Seven reporter to testify over White House clash
Australian television reporter Amelia Brace will testify before US Congress on Monday about being struck by police outside the White House to make way for a controversial appearance by President Donald Trump.
Brace and cameraman Tim Myers were filmed being pushed with shields and struck with batons as riot police tried to clear the Lafayette Square area of protesters.
The US Correspondent for Seven News was in the middle of a live-cross with Sunrise detailing the chaos when the pair was assaulted again.
"We've been fired at with rubber bullets, my cameraman has been hit, we've also seen tear gas being used," Brace said in the dramatic footage.
The crowd in which Brace was standing then started moving as they were pushed back, and a black clad-officer punched his fist into the camera Myers was holding.

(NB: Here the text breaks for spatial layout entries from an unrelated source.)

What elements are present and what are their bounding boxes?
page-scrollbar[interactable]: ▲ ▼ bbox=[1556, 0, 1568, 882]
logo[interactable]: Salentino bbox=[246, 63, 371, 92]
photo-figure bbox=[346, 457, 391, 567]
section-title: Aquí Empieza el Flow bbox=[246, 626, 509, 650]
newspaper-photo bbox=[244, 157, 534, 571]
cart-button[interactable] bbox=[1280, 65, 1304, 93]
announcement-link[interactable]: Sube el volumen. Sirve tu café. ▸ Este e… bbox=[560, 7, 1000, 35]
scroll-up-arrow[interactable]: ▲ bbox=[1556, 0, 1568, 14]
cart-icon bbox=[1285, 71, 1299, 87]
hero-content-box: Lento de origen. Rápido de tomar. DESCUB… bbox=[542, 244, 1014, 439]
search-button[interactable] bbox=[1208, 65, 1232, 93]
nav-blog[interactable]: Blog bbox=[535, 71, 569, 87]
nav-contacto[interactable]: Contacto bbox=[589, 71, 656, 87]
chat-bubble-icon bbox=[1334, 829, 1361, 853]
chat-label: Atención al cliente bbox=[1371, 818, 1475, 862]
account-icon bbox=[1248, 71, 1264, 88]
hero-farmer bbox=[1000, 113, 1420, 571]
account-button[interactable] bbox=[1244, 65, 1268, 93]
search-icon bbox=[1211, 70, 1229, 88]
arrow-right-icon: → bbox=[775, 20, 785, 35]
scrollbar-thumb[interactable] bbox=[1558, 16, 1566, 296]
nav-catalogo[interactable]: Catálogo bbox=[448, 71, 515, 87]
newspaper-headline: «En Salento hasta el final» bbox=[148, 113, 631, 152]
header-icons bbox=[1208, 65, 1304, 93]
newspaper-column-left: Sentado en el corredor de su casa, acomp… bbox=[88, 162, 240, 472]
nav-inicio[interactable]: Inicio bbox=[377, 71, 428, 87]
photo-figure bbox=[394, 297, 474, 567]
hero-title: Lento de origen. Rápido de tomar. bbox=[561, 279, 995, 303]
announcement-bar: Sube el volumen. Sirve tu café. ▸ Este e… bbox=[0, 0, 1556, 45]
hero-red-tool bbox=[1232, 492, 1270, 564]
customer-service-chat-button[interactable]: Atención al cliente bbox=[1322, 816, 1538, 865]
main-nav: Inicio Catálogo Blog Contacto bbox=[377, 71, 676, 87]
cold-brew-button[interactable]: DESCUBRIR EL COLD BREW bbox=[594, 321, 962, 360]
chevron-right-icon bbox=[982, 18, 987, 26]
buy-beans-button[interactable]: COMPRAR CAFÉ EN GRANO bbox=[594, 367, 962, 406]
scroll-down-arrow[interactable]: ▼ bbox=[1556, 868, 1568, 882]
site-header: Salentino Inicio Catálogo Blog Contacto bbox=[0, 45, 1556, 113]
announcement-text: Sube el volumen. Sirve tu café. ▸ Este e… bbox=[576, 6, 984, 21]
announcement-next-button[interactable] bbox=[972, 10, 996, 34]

Afterwards, Brace said: "You heard us yelling there that we were media but they don't care. They are being indiscriminate at the moment."
"They do not care who they are targeting at the moment," Brace said.
The incident came before Mr Trump and senior members of his administration posed for photos outside a historic church that had been vandalised the night before during demonstrations.
Reverend Mariann Budde, who described the incident as "outrageous", will also appear before the House Committee on Natural Resources.
In a press release, the hearing was described as "the first formal congressional inquiry on the incident, which ended with President Trump's now infamous photo op in front of St. John's Episcopal Church near the White House".
"The hearing … will feature testimony from Amelia Brace of Australia's Seven News, who was attacked by law enforcement despite clearly identifying herself and her cameraman; Kitten McDonald, a Navy veteran and Black Lives Matter protester wounded during the crackdown; and the Right Rev. Mariann Budde, bishop of the Episcopal Diocese of Washington, which includes St. John's Episcopal Church," the press release said.
Several investigations have been launched into the June 1 incident, which made international headlines, and the Park Service police who were filmed striking the Seven News crew were suspended.
Foreign Minister Marise Payne called for an investigation and US Ambassador Arthur Sinodinos liaised with Washington authorities.
"Our embassy in the United States will approach the relevant authorities, and Channel Seven will also provide us with their views on how they wish to deal with it," Ms Payne said at the time.
Mr Trump spent only a few minutes outside the church after walking through the cleared area, which had been overrun with demonstrators for three days and continues to be the site of protests.
Brace has been approached for comment about her testimony, which will be live streamed and begins at noon, local time, in Washington DC.